Including your spouse in the presidential campaign isn’t something new in the U.S., as a couple of candidates tried this ‘technique’. We’re talking about Democratic front-runner Hillary Clinton and Republican Ted Cruz, both of them implying their partners, in order to obtain at least an image boost.
If Mrs. Clinton husband, former President Bill Clinton, was called her secret-weapon and had an important effect on her campaign, the same thing can’t be said about Heidi Cruz, the Texas Senator’s 43-years old wife. At least not for the moment, that is.

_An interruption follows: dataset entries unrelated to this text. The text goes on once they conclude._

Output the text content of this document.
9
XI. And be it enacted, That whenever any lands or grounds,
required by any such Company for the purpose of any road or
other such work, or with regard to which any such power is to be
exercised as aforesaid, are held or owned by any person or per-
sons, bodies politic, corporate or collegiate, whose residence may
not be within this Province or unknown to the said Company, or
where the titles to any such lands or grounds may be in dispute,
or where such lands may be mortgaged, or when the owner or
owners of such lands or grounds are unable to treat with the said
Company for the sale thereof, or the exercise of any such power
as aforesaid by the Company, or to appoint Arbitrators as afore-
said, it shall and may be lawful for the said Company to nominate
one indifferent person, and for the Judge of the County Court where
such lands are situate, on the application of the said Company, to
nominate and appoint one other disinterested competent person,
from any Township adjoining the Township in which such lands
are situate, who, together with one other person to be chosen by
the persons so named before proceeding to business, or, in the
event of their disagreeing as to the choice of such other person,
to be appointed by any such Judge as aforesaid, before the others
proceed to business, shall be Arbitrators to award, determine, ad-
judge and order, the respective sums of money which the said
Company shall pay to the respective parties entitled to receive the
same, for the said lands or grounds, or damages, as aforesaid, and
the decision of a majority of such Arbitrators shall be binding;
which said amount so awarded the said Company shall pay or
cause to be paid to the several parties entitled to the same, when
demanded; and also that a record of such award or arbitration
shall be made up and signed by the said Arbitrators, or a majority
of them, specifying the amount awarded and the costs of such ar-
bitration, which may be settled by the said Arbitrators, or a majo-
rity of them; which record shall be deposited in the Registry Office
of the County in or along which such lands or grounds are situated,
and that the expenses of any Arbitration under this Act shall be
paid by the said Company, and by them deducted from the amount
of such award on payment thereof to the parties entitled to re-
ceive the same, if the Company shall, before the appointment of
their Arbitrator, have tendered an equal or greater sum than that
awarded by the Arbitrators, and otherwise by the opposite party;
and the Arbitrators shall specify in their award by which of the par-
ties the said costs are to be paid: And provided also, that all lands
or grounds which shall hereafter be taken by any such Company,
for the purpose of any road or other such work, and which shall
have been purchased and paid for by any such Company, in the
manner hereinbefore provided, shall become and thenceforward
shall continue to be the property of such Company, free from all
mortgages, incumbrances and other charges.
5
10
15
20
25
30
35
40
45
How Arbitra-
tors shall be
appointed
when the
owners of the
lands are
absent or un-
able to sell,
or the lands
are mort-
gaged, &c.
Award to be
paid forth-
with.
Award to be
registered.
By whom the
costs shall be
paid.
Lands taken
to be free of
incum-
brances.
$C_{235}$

The critics came immediately
One of the main reasons why she could have a negative impact on Ted Cruz‘s campaign is her link with the Goldman group, which is beginning to distract from her husband’s populist message, according to The Los Angeles Times. Mr. Cruz likes to call himself a crusader against the moneyed interests of Washington and Wall Street, says the same source.
“He is in bed w/Wall St. & is funded by Goldman Sachs/Citi, low interest loans,” Republican front-runner Donald Trump tweeted recently. He was referring to the loan Ted Cruz contracted from Goldman and Citibank, during his campaign for the Senate, back in 2012, and the fact that he didn’t report properly the money to the Federal Election Commission.
Also, this isn’t the first time when Mrs. Cruz’s workplace was mentioned by Ted Cruz‘s critics. When the Senator attacked the Affordable Care Act, everybody said that he was covered by his wife’s health coverage from Goldman, which lead to her resignation. Shortly after, Ted Cruz signed up for Obamacare.
Mrs. Cruz, a powerful personality
A lot of those who know Heidi Cruz declared that they wouldn’t have been surprise if she had entered public life. “I would’ve thought that she would have wanted to be the politician, rather than be the politician’s wife,” said Maureen Downey, who knew her from the Claremont McKenna College.